In Central Asia, the Lapis Lazuli Corridor further illustrates the shifting nexus of influence and trade. Initiated in 2012, this route connects Afghanistan to Turkey via the Caspian Sea, sidestepping Pakistan and reducing China’s regional leverage. While not yet linked directly to India, escalating India-Pakistan tensions and flux in Kashmir could heighten the corridor’s strategic relevance. Israel’s investments, particularly in arms manufacturing, alongside engagement from the European Union in Central Asian Turkic states, aim to diversify dependencies away from Russia and China, underscoring the growing regional multipolar competition.
Iran’s predicament within this complex web of corridor projects reveals the challenges of balancing ideology, regional rivalry, and economic pragmatism. Despite cultural and historic ties, Tehran’s confrontational stance towards Azerbaijan and cautious engagement with corridor initiatives have alienated potential economic partners. Meanwhile, Armenia, traditionally aligned with Iran, is increasingly tilting towards new partners due to the pressure and opportunities presented by the Zangezur Corridor and related projects. These developments have the dual effect of reducing Iran’s influence in the Caucasus and enhancing Israel’s energy and trade interests in a carefully calibrated regional chess game.
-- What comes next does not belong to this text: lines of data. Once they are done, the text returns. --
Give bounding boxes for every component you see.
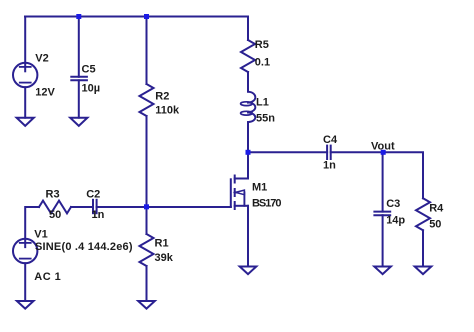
capacitor C4 [327,146,331,159]
svg-text:1n: 1n [92,209,105,221]
ground (R4) [415,267,432,275]
ground (R1) [138,301,155,309]
svg-text:50: 50 [429,219,441,231]
resistor R3 [39,201,71,214]
svg-text:SINE(0 .4 144.2e6): SINE(0 .4 144.2e6) [35,241,133,253]
svg-text:50: 50 [49,209,61,221]
wire drain lead M1 [247,152,249,178]
ground (V2) [17,118,34,126]
wire top rail corner to R5 [247,17,249,41]
resistor R1 [140,234,154,266]
wire C3 top lead [382,152,384,211]
wire source lead M1 [247,206,249,267]
svg-text:R4: R4 [429,203,444,215]
wire top rail [25,16,248,18]
resistor R4 [416,198,430,230]
ground (C3) [374,267,391,275]
wire C3 bottom lead [382,215,384,266]
resistor R2 [140,84,154,116]
svg-text:0.1: 0.1 [255,57,270,69]
wire V2 bottom lead [24,87,26,118]
svg-text:V2: V2 [35,53,48,65]
ground (M1 source) [240,267,257,275]
wire C2 to gate node [97,206,147,208]
transistor M1 [231,176,248,210]
svg-text:12V: 12V [35,87,55,99]
svg-text:R1: R1 [155,237,169,249]
voltage source V1 [13,239,37,263]
capacitor C5 [71,77,87,81]
junction C5 top [76,14,81,19]
wire C5 bottom lead [78,80,80,117]
wire V2 top lead [24,17,26,72]
wire Vout node to R4 corner [383,152,423,198]
svg-text:BS170: BS170 [252,198,282,210]
svg-text:L1: L1 [256,97,269,109]
wire drain node to C4 [248,151,327,153]
svg-text:R2: R2 [155,90,169,102]
wire R3 to C2 [71,206,93,208]
ground (C5) [70,118,87,126]
wire L1 to drain node [247,122,249,152]
wire V1 top lead [25,207,39,247]
svg-text:55n: 55n [256,113,275,125]
wire C5 top lead [78,17,80,77]
svg-text:14p: 14p [386,215,405,227]
inductor L1 [241,92,256,122]
svg-text:R5: R5 [255,39,269,51]
ground (V1) [17,301,34,309]
svg-text:AC 1: AC 1 [34,271,61,283]
svg-text:Vout: Vout [371,140,395,152]
voltage source V2 [13,63,37,87]
svg-text:39k: 39k [155,252,174,264]
svg-text:R3: R3 [46,189,60,201]
svg-text:110k: 110k [155,105,180,117]
wire V1 bottom lead [24,263,26,301]
wire gate node to R1 [146,207,148,234]
svg-text:10µ: 10µ [82,83,101,95]
svg-text:C2: C2 [86,189,100,201]
wire C4 to Vout node [331,151,384,153]
wire gate node to M1 gate [147,206,231,208]
wire R4 bottom lead [422,230,424,266]
wire R1 bottom lead [146,266,148,301]
wire R2 top lead [146,17,148,85]
wire R2 to gate node [146,116,148,207]
junction drain node [246,150,251,155]
junction R2 top [144,14,149,19]
junction gate node [144,204,149,209]
svg-text:C5: C5 [82,64,96,76]
svg-text:C4: C4 [323,134,338,146]
svg-text:1n: 1n [323,159,336,171]
wire R5 to L1 [247,72,249,92]
svg-text:M1: M1 [252,181,267,193]
junction Vout node [381,150,386,155]
capacitor C2 [93,200,97,213]
svg-text:V1: V1 [34,229,47,241]
resistor R5 [241,40,255,72]
svg-text:C3: C3 [386,198,400,210]
capacitor C3 [374,212,390,216]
The cumulative effect of these corridors, alongside evolving alliances and territorial disputes, has profound implications for regional stability. Population displacements, such as those proposed for northern Gaza in connection with the Ben-Gurion Canal, add a humanitarian dimension to the geopolitical contest. Moreover, the corridors function as instruments of power projection, enabling external actors like the United States, India, Israel, and Gulf states to assert influence over an energy-rich and strategically vital region. Against this backdrop, Iran faces not only economic exclusion but also the erosion of its traditional regional foothold, exacerbating insecurity on its borders and complicating its foreign policy.
In sum, the corridors crisscrossing West Asia, the South Caucasus, and Central Asia represent more than mere trade routes—they are vectors of geopolitical transformation. The Zangezur Corridor, IMEC, Lapis Lazuli, and the Ben-Gurion Canal exemplify how infrastructure, security, energy, and diplomacy intertwine to reshape regional order. While these corridors promise economic integration and growth, they also exacerbate rivalries and expose fault lines that could unsettle the fragile balance of peace and power in this pivotal part of the world.